During Phases 1 and 2 of MagQuest, Spire Global and SBQuantum competed against each other to develop novel approaches to geomagnetic data collection. But after being invited to join only four other teams in Phase 3, the two decided to work together on their submission for the open innovation challenge. The National Geospatial-Intelligence Agency’s $2.1 million competition is accelerating novel approaches to geomagnetic data collection for the World Magnetic Model (WMM).

With Spire Global’s existing CubeSat infrastructure and SBQuantum’s expertise in magnetometers, the newly combined team is betting that they will be able to seamlessly merge the two solutions by August. Their consolidated solution integrates diamond magnetometer technology with a network of nanosatellites that are modified to provide greater redundancy and increased magnetic data quality.

We spoke with Spire Global’s Mark Carhart and SBQuantum’s David Roy-Guay about deciding to partner, combining solutions, and preparing to present to the Phase 3 judges.

Spire Global and SBQuantum competed in Phases 1 and 2 of MagQuest individually. Why did you decide to partner in Phase 3, and what does each side bring to the solution?
Roy-Guay: Based on feedback during the prior phases, it was clear that our two teams would make solid partners for MagQuest Phase 3 — we combine extended Concept of Operations (ConOps) expertise and a highly innovative approach to providing high-accuracy data, as required to produce the WMM.

SBQuantum is the manufacturer of a novel type of magnetometer exploiting the quantum properties of atomic impurities in synthetic diamonds. This sensor combines both the amplitude (value) and the vector component (orientation) of the magnetic field in the same package and minimizes extensive calibration methods. Compared to other magnetometers, the diamond also has the advantage of being practically immune to radiation — a big problem in space — and temperature variations. It also minimizes the effect of the satellite magnetic noise while suppressing heading errors.

Carhart: Spire offers custom orbital services where clients have the opportunity to integrate, test, and operate custom payloads on our Low Earth Orbit Multi-Use Receiver (“LEMUR”), a fully space-qualified CubeSat platform. In addition, we operate a complete network of ground stations and a U.S.-based cloud computing platform for data processing and distribution.

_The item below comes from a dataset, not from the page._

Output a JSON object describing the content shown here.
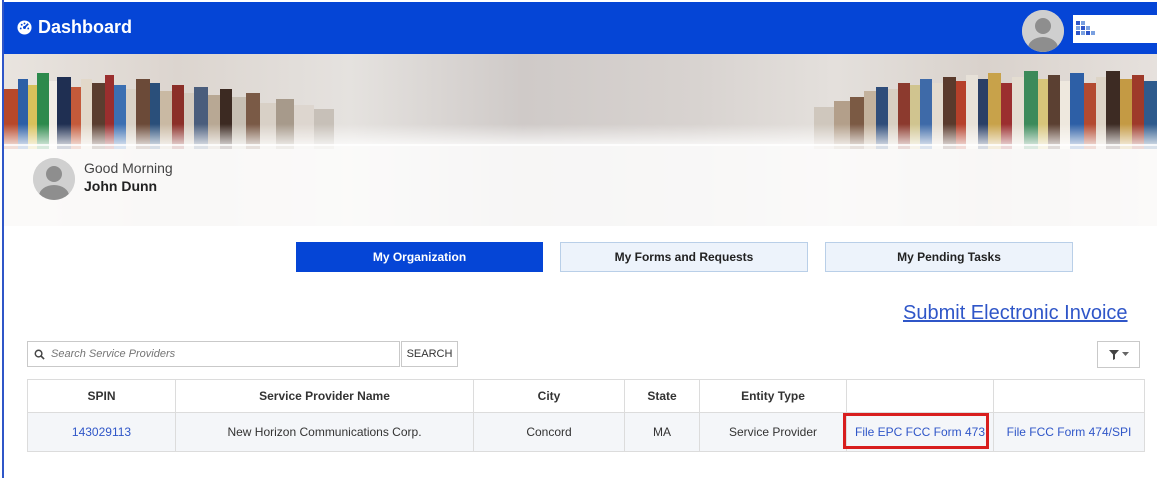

There are four other teams competing in Phase 3. What sets your solution for geomagnetic data collection apart?
Carhart: In a word: scale. Our solution is a highly feasible, low-risk technical approach that offers a reduction in physical size and cost by orders of magnitude.

Roy-Guay: The current WMM uses data from three big satellites the weight and size of a car and sensors that degrade accuracy over time. Our approach is to deploy multiple backpack-sized satellites including a diamond-based compass to enhance accuracy.

You are the only two solver teams joining forces in Phase 3 and have had just four months to combine your solutions. What are your priorities before you present the final design and testing plan to the judges?
Carhart: Our Phase 3 design efforts are focused on completing the design decisions, ensuring design traceability, and characterizing and optimizing our platform for magnetic cleanliness. We are also completing our ConOps so that we can fully model our design to meet the target performance metrics.

Roy-Guay: SBQuantum’s previous solution identified the major elements affecting the magnetic accuracy and precision for deployment onto a CubeSat. The choice of electronics and their placement is critical for successfully acquiring high-accuracy magnetic data. Even the best magnetometer needs an equally good orientation sensor to relate to Earth’s reference frame. For this phase, partnering with Spire allows us to detail precisely how the electronics, satellite platform, and external magnetic field noise sources affect measurements, and to prepare more robust hardware and software solutions.

What happens next

Over the next month, all five teams will continue iterating and refining their designs and testing plans for data collection methodologies. They will present their final submissions to the judging panel in September.